Enquanto o público tenta processar o caos, entram outros personagens com sentimentos prontos. Sarp (Ahmet Rıfat Şungar) confessa em bebedeira, Feyyaz (Boran Kuzum) aparece como chef e investe quando ela tenta esquecer, e Cem (Hakan Kurtas) chega com uma vibe bem mais problemática, tipo o vilão que não aceita “não” como resposta.
Na terceira temporada, o detalhe que dá coceira é a forma como o encanto de Leyla vira assunto. Defne, ex-mulher de Cem, ironiza: todo mundo parece ir atrás da advogada e, no fim, acaba dando prioridade às vontades dos outros em vez dela ter controle total da própria vida. A narrativa ainda reforça isso quando Ali (Metin Akdülger), o vizinho recém-chegado, declara que “todos se apaixonam com facilidade” porque Leyla é encantadora. A diferença é que em Emily em Paris esse pensamento fica implícito, enquanto aqui a série quase coloca o argumento na mesa.
Por que os pretendentes nunca somem da vida dela
Esse é o outro ponto que cola em Emily em Paris. O romance pode até avançar, mas os “perdedores” e os ex-namorados permanecem por perto, como se fossem NPCs de um RPG que nunca ficam fora do grupo.
Omer e Sarp têm amizade antiga com Leyla. Feyyaz, mesmo rejeitado por ela quando fica na linha “quero algo sério”, continua no entorno social. Na prática, isso cria uma tensão permanente: quem Leyla escolhe não resolve, porque o resto do elenco emocional continua rondando e reagindo.
Ali começa a sair com amigos dela antes mesmo de o relacionamento ficar oficial, o que aumenta o clima de “vai dar ruim” entre personagens. E, para completar, Feyyaz é a exceção curiosa: ele supera Leyla e segue convivendo com mundo afora sem transformar cada encontro em teste de ego.
Em Emily em Paris, a lógica é parecida, só que com outros nomes e outra cidade. É o mesmo trope: os homens rejeitados ficam ali, como se o objetivo fosse alimentar as reações da protagonista, em vez de construir consequências reais para os romances.
Para comparação de ritmo e contexto, vale lembrar que a própria Netflix capitaliza esse tipo de drama em série e continua apostando em histórias com romances recorrentes, como dá para acompanhar no site da Netflix e nos catálogos de lançamentos.
O efeito dominó: quando a trama gira em torno do ego
Quando você junta o amor instantâneo com a presença constante dos pretendentes, sobra pouco espaço para uma coisa que seria mais interessante: construção gradual.
Em Próximo!, Cem vira o grande vilão da história de Leyla, e isso faz sentido porque ele tem um arco que ameaça a autonomia dela. Mas, fora esse eixo, o resto tende a funcionar como vitrine emocional: a protagonista escolhe, termina, reaproxima, e os outros personagens continuam tendo acesso ao “mundo dela” do mesmo jeito.
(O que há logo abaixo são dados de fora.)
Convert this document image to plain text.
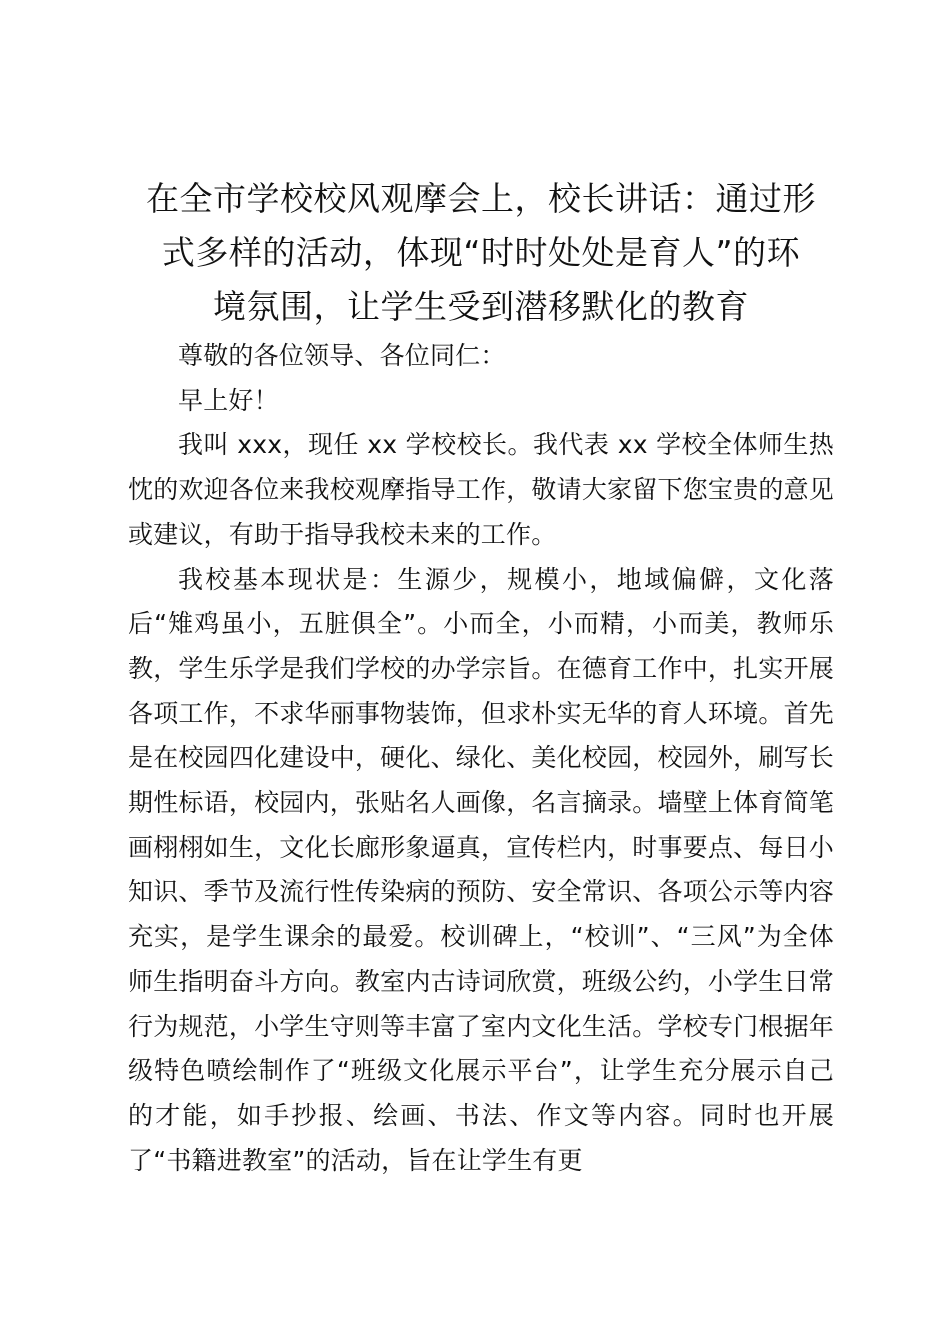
在全市学校校风观摩会上，校长讲话：通过形
式多样的活动，体现“时时处处是育人”的环
境氛围，让学生受到潜移默化的教育

尊敬的各位领导、各位同仁：

早上好！

我叫 xxx，现任 xx 学校校长。我代表 xx 学校全体师生热忱的欢迎各位来我校观摩指导工作，敬请大家留下您宝贵的意见或建议，有助于指导我校未来的工作。

我校基本现状是：生源少，规模小，地域偏僻，文化落后“雉鸡虽小，五脏俱全”。小而全，小而精，小而美，教师乐教，学生乐学是我们学校的办学宗旨。在德育工作中，扎实开展各项工作，不求华丽事物装饰，但求朴实无华的育人环境。首先是在校园四化建设中，硬化、绿化、美化校园，校园外，刷写长期性标语，校园内，张贴名人画像，名言摘录。墙壁上体育简笔画栩栩如生，文化长廊形象逼真，宣传栏内，时事要点、每日小知识、季节及流行性传染病的预防、安全常识、各项公示等内容充实，是学生课余的最爱。校训碑上，“校训”、“三风”为全体师生指明奋斗方向。教室内古诗词欣赏，班级公约，小学生日常行为规范，小学生守则等丰富了室内文化生活。学校专门根据年级特色喷绘制作了“班级文化展示平台”，让学生充分展示自己的才能，如手抄报、绘画、书法、作文等内容。同时也开展了“书籍进教室”的活动，旨在让学生有更
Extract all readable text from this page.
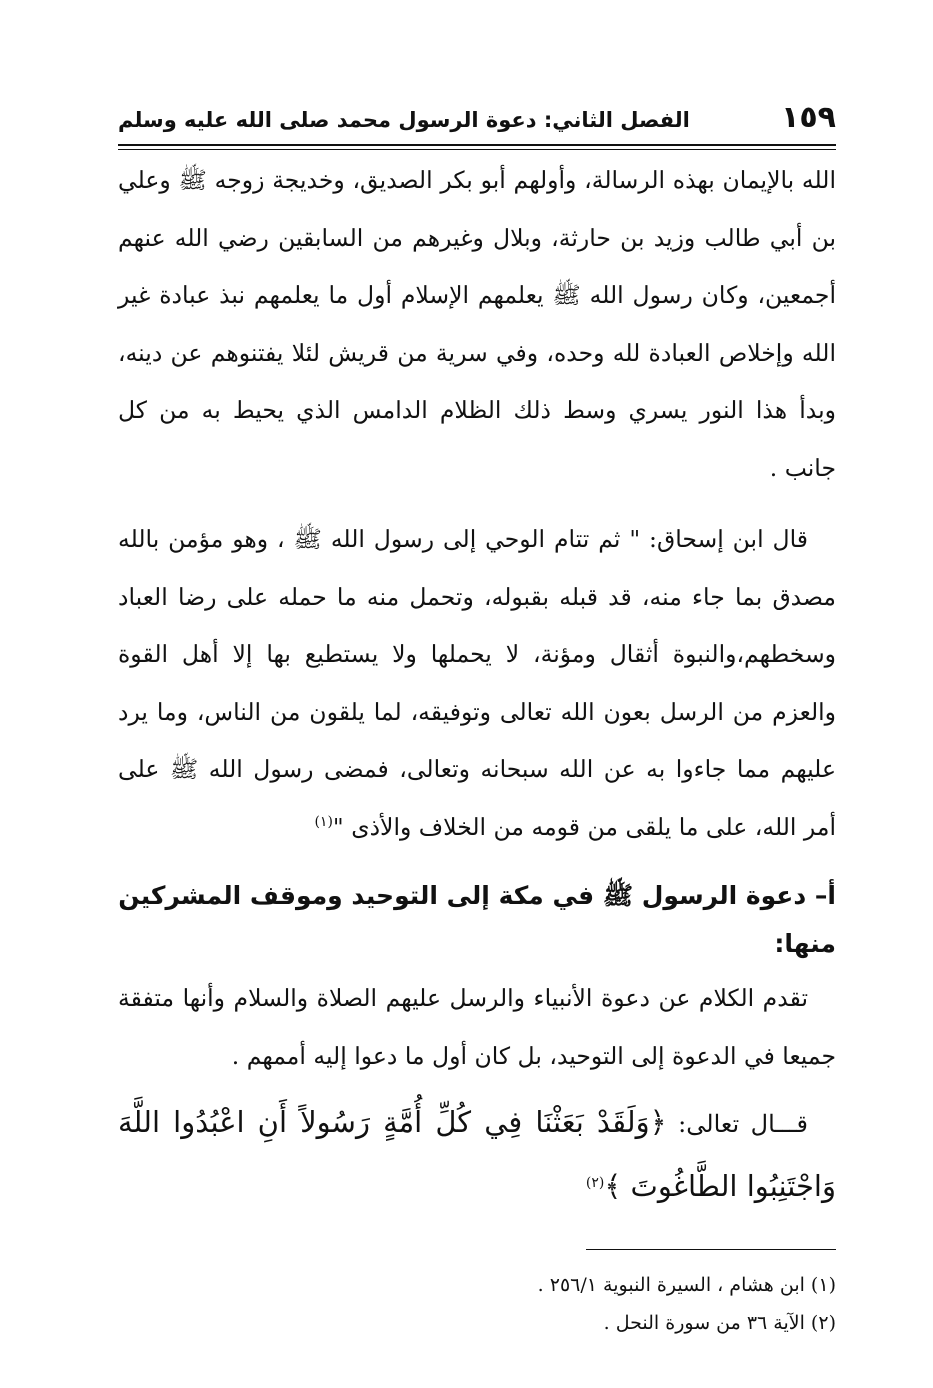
١٥٩
الفصل الثاني: دعوة الرسول محمد صلى الله عليه وسلم

الله بالإيمان بهذه الرسالة، وأولهم أبو بكر الصديق، وخديجة زوجه ﷺ وعلي بن أبي طالب وزيد بن حارثة، وبلال وغيرهم من السابقين رضي الله عنهم أجمعين، وكان رسول الله ﷺ يعلمهم الإسلام أول ما يعلمهم نبذ عبادة غير الله وإخلاص العبادة لله وحده، وفي سرية من قريش لئلا يفتنوهم عن دينه، وبدأ هذا النور يسري وسط ذلك الظلام الدامس الذي يحيط به من كل جانب .

قال ابن إسحاق: " ثم تتام الوحي إلى رسول الله ﷺ ، وهو مؤمن بالله مصدق بما جاء منه، قد قبله بقبوله، وتحمل منه ما حمله على رضا العباد وسخطهم،والنبوة أثقال ومؤنة، لا يحملها ولا يستطيع بها إلا أهل القوة والعزم من الرسل بعون الله تعالى وتوفيقه، لما يلقون من الناس، وما يرد عليهم مما جاءوا به عن الله سبحانه وتعالى، فمضى رسول الله ﷺ على أمر الله، على ما يلقى من قومه من الخلاف والأذى "$^{(١)}$

أ– دعوة الرسول ﷺ في مكة إلى التوحيد وموقف المشركين منها:

تقدم الكلام عن دعوة الأنبياء والرسل عليهم الصلاة والسلام وأنها متفقة جميعا في الدعوة إلى التوحيد، بل كان أول ما دعوا إليه أممهم .

قـــال تعالى: ﴿وَلَقَدْ بَعَثْنَا فِي كُلِّ أُمَّةٍ رَسُولاً أَنِ اعْبُدُوا اللَّهَ وَاجْتَنِبُوا الطَّاغُوتَ ﴾$^{(٢)}$

(١) ابن هشام ، السيرة النبوية ٢٥٦/١ .

(٢) الآية ٣٦ من سورة النحل .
Isso irrita porque parece que a trama está mais interessada em mostrar quanta gente deseja Leyla do que em mostrar como ela aprende a estabelecer limites. Em vez de “qual é o próximo passo da Leyla?”, a sensação vira “quem vai cair mais uma vez no charme dela?” E aí fica difícil não pensar: a série está copiando um erro de outra produção e só ajustando a roupa do personagem.
O trope do “amor imediato” ainda vai ser desculpa para tudo?
No fim, a terceira temporada de Próximo! entrega drama e dinâmica de personagens, mas repete um padrão que lembra o que irritou muita gente em Emily em Paris. Quando o roteiro faz o romance virar uma máquina de “apaixone-se do nada” e ainda mantém todo mundo perto depois do não, a protagonista pode até ser complexa, mas o efeito colateral é simples: fica fácil irritar.